Надежда Чернецкая - Я, Шерлок Холмс, и мой грандиозный провал
Я отлично понимал, что каждый живший в этих ближайших к Голдентрилу домах имел бы полное право прогнать меня метлой вместо того, чтобы отвечать на вопрос, не у него ли был Гриффит Флой во время смерти своего отчима. Поэтому я решил ограничиться простой информацией о том, кто живет в этих домах, и стал поочередно стучаться в них, представляясь то потерявшимся в деревне приезжим, то агентом по надзору за земельными разделами. Я надеялся, что сам внешний вид местных жителей и простые расспросы что-нибудь подскажут мне, укажут на потенциального соучастника.
Хозяева домов оказались примитивными объектами для визуального анализа. К тому же, все они были довольно однообразны, и с каждым новым домом оставалось все меньше надежды обнаружить хоть сколько-нибудь подозрительную личность. Здесь жили несколько одиноких старушек, которые не имели даже прислуги и ни за какие деньги не стали бы скрывать постороннего. Рядом доживал свои дни больной старик, который не смог бы не то что солгать полиции, но даже запомнить предложенную ложь. За ним стоял дом поварихи из Голдентрила, которая вела себя настороженно, но, я точно знал, была в поместье хозяев в час убийства. Муж ее был прикован к постели, а никакой привлекательной дочери или алчного сына, способного позариться на грязные деньги, не было вовсе. Один дом оказался заколоченным, два следующих — оставленными под присмотр некоей старушке до возвращения хозяев. Эта старушка жила в предпоследнем доме и была сущим ангелом. Она могла бы вызвать подозрения именно своей кажущейся безобидностью, если бы не была в гостях у соседки в день убийства.
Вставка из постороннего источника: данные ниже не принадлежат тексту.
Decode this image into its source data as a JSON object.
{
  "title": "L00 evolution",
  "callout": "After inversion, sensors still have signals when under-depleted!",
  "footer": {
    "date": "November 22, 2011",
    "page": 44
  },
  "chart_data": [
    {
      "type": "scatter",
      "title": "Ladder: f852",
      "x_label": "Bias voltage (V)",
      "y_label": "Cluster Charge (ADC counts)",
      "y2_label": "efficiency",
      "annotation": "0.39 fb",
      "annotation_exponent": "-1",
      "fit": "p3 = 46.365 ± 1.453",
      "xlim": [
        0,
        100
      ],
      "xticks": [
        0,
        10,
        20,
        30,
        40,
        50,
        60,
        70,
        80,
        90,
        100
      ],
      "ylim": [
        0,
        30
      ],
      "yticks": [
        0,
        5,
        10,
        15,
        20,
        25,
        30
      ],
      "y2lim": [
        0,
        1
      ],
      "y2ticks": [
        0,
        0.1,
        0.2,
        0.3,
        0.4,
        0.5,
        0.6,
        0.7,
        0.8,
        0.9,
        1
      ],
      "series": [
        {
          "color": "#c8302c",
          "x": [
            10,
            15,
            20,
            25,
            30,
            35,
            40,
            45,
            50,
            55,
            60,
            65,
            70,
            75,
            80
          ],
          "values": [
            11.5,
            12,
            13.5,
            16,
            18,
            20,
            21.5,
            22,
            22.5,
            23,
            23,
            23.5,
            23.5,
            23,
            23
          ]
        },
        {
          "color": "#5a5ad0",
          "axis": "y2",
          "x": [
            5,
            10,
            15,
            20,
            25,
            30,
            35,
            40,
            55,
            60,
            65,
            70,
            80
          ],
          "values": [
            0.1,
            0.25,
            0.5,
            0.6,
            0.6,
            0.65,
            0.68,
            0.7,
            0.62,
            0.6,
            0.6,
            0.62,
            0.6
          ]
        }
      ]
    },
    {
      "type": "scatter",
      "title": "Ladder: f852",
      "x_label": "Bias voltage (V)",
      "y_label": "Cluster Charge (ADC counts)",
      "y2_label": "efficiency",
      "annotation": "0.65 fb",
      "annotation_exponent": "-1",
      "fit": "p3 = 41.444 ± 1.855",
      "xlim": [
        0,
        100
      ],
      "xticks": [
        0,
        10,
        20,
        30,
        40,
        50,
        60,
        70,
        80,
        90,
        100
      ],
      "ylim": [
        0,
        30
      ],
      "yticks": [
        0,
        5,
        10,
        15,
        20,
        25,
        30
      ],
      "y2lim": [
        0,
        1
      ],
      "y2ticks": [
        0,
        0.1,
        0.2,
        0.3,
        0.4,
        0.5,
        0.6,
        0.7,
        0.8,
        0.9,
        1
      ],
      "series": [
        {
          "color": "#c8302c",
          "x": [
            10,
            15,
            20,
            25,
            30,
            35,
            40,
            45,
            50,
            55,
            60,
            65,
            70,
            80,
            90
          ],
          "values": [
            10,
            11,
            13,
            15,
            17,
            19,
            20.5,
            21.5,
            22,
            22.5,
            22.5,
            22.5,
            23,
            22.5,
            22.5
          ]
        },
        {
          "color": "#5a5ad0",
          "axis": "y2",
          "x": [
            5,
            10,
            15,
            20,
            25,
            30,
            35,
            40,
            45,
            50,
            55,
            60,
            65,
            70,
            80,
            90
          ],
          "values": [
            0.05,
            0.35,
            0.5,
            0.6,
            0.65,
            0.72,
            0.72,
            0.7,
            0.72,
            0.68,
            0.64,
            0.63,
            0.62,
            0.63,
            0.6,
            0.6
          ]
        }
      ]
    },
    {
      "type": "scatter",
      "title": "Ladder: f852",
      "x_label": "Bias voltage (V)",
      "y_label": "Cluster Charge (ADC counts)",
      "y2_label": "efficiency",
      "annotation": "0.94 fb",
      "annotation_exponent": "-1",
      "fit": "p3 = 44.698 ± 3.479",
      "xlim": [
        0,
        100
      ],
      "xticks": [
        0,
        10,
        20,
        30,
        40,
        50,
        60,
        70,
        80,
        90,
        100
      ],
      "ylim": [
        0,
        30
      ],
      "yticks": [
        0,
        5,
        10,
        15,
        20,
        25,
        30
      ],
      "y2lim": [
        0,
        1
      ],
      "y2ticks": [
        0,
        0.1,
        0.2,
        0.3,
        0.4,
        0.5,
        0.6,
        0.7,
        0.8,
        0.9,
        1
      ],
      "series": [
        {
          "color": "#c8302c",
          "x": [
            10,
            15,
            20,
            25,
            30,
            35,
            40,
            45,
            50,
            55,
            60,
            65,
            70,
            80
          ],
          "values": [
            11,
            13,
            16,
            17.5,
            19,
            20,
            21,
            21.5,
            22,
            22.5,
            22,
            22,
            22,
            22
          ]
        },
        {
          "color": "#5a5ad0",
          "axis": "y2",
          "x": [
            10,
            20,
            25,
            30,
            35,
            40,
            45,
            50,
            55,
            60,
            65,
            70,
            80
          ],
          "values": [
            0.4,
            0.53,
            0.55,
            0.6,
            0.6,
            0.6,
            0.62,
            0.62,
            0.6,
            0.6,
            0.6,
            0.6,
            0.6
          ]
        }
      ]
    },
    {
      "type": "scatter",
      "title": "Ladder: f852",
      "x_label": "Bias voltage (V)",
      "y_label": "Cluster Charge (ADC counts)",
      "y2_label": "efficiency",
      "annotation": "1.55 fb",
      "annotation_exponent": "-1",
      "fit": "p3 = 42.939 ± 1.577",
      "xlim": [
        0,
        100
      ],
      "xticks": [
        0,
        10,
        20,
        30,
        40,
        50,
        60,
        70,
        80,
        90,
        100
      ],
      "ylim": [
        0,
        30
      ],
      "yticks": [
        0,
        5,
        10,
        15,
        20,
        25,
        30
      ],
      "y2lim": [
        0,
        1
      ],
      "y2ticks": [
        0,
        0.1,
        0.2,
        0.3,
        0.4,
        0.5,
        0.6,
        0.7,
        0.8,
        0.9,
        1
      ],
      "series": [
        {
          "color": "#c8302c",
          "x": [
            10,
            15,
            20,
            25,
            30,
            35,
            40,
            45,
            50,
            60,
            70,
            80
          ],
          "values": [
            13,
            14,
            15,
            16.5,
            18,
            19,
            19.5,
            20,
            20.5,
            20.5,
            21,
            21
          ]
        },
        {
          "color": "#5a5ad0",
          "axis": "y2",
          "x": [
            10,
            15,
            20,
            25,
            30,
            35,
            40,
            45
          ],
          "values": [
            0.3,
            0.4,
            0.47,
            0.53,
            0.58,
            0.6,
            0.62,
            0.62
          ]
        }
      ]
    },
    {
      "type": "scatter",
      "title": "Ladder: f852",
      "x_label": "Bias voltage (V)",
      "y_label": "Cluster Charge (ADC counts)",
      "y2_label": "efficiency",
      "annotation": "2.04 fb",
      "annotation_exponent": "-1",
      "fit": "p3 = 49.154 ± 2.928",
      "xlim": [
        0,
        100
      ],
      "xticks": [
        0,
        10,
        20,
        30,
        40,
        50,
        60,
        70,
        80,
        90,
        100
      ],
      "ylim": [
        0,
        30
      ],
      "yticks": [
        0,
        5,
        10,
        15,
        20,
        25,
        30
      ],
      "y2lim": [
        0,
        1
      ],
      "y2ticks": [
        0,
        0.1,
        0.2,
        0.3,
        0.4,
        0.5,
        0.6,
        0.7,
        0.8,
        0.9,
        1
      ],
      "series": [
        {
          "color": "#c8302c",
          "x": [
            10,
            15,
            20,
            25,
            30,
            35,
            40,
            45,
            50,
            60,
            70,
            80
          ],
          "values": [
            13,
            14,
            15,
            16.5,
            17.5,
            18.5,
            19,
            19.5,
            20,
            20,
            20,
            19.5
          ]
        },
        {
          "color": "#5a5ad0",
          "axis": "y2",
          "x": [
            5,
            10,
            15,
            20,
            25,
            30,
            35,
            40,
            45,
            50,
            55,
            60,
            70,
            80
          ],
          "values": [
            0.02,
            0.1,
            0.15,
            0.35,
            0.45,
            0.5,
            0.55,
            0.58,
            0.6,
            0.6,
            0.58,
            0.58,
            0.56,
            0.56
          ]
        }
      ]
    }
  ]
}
Мне показалось невероятным, чтобы Гриффит Флой доверил свою жизнь двум немощным и почти выжившим из ума женщинам. Последний дом также принадлежал очень старой женщине, которая вышла на порог и даже пыталась говорить со мной, но это давалось ей с явным трудом и выдавало старческое слабоумие, так что я предпочел поскорее распрощаться с ней.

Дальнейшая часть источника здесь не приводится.